Замысел у меня сам родился, когда усмотрела средь пришлых молодого да статного парня, что осоловевшими от вина глазами на меня поглядывал. Честь людская для волчицы – звук пустой. У волков своя честь и верность, куда как проще да строже человеческой, есть. Паренька болотного в постель заманить легко удалось, а дальше все как по маслу пошло. Обнаружили нас поутру, крик подняли, убить грозились пришлых всех, да я Вышату знала – не позволит он гостей насмерть забить. Он и не позволил, вывел их на дорогу. Особой смекалки не надобно, чтоб людей испуганных в ловушку затянуть. Да и Повед, с глупой своей местью, сам того не ведая, мне помог – погоню снарядил.

Потешны оказались эти болотники – с виду суровые, а нутром – дети наивные. Кабы не Ратмирова беда, не обидела б я таких, а теперь чуяла, как топают они за спиной, и об одном думала: лишь бы завести их в печище, лишь бы помочь Ратмиру выжить и выправиться!

Кликала любимого мыслью, звала на кровь свежую, жизнь продлевающую. Сначала молчал он – испугалась даже, что зазря людей в Горелое веду, – а потом отозвался тихим стоном, согласился дар мой принять. Кабы видел мужиков этих молчаливых да крепких, ни за что не разрешил бы мне шею свою подставлять, а не видя, думал, верно, что легко стая с ними справится. Да я решила уже – не придется ему силы свои, что и так на исходе, тратить – пусть умру я, лишь бы он жил! Я для него одного из пришлых загрызу… Я, сама…

А болотники позади покорно плелись, перекликались негромко, своей судьбы не ведая. Да и кто ее ведает, судьбу-то? Ни людям она недоступна, ни незнатям…

ХИТРЕЦ

Проводница мне наша не нравилась, да и место, куда она вела, тоже сердце не радовало.

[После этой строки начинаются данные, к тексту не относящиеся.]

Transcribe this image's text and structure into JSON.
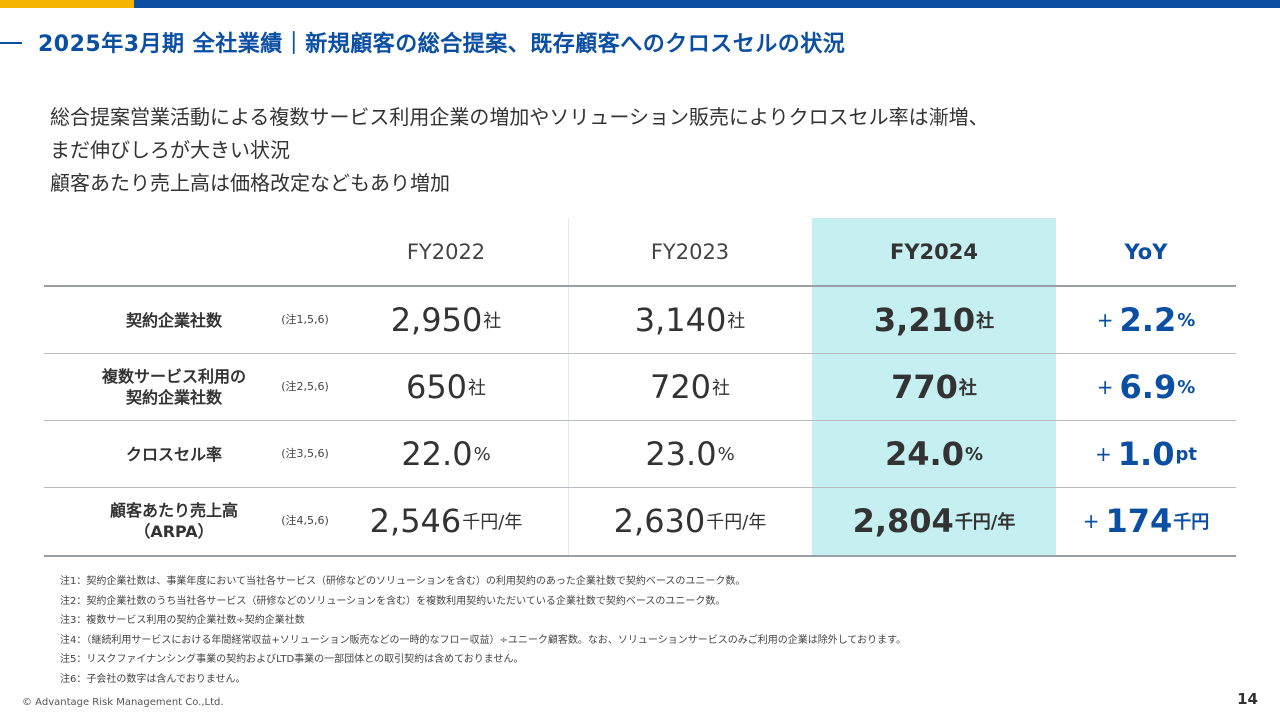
{
  "header": {
    "title": "2025年3月期 全社業績｜新規顧客の総合提案、既存顧客へのクロスセルの状況",
    "accent_color": "#0b4fa3",
    "highlight_color": "#f5b400"
  },
  "lead": [
    "総合提案営業活動による複数サービス利用企業の増加やソリューション販売によりクロスセル率は漸増、",
    "まだ伸びしろが大きい状況",
    "顧客あたり売上高は価格改定などもあり増加"
  ],
  "table": {
    "columns": [
      "FY2022",
      "FY2023",
      "FY2024",
      "YoY"
    ],
    "highlight_column_color": "#c5eff0",
    "rows": [
      {
        "label": [
          "契約企業社数"
        ],
        "note": "(注1,5,6)",
        "values": [
          {
            "v": "2,950",
            "u": "社"
          },
          {
            "v": "3,140",
            "u": "社"
          },
          {
            "v": "3,210",
            "u": "社"
          }
        ],
        "yoy": {
          "sign": "+",
          "v": "2.2",
          "u": "%"
        }
      },
      {
        "label": [
          "複数サービス利用の",
          "契約企業社数"
        ],
        "note": "(注2,5,6)",
        "values": [
          {
            "v": "650",
            "u": "社"
          },
          {
            "v": "720",
            "u": "社"
          },
          {
            "v": "770",
            "u": "社"
          }
        ],
        "yoy": {
          "sign": "+",
          "v": "6.9",
          "u": "%"
        }
      },
      {
        "label": [
          "クロスセル率"
        ],
        "note": "(注3,5,6)",
        "values": [
          {
            "v": "22.0",
            "u": "%"
          },
          {
            "v": "23.0",
            "u": "%"
          },
          {
            "v": "24.0",
            "u": "%"
          }
        ],
        "yoy": {
          "sign": "+",
          "v": "1.0",
          "u": "pt"
        }
      },
      {
        "label": [
          "顧客あたり売上高",
          "（ARPA）"
        ],
        "note": "(注4,5,6)",
        "values": [
          {
            "v": "2,546",
            "u": "千円/年"
          },
          {
            "v": "2,630",
            "u": "千円/年"
          },
          {
            "v": "2,804",
            "u": "千円/年"
          }
        ],
        "yoy": {
          "sign": "+",
          "v": "174",
          "u": "千円"
        }
      }
    ]
  },
  "notes": [
    "注1：契約企業社数は、事業年度において当社各サービス（研修などのソリューションを含む）の利用契約のあった企業社数で契約ベースのユニーク数。",
    "注2：契約企業社数のうち当社各サービス（研修などのソリューションを含む）を複数利用契約いただいている企業社数で契約ベースのユニーク数。",
    "注3：複数サービス利用の契約企業社数÷契約企業社数",
    "注4：（継続利用サービスにおける年間経常収益+ソリューション販売などの一時的なフロー収益）÷ユニーク顧客数。なお、ソリューションサービスのみご利用の企業は除外しております。",
    "注5：リスクファイナンシング事業の契約およびLTD事業の一部団体との取引契約は含めておりません。",
    "注6：子会社の数字は含んでおりません。"
  ],
  "footer": {
    "copyright": "© Advantage Risk Management Co.,Ltd.",
    "page_number": "14"
  }
}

– Не брюзжи. – одергивал меня Славен, едва я речь о том заводил, и добавлял: – Благодарить нам ее следует. Спасла от драки бесполезной и гибели бесславной.

Я глядел на Миланью, на шаг ее легкий, пружинистый, на глаза дикие и чуял неладное, хоть слова-то верные Славен говорил – спасла она нас. Ему тех слов для покоя хватало, а у меня на душе вопросы кошками скреблись. Спасла нас Миланья, но чего ради? Бегун ей так по нраву пришелся? А чего же теперь и не глядела на него, бежала вперед, будто на пожар спешила? Да и не походила она на вертихвостку пустую. Нет, для нее наш Бегун – малолеток сопливый. Ей муж нужен сильный, неукротимый, будто ветер вольный, а не певун сладкоголосый с глазами цвета небесного…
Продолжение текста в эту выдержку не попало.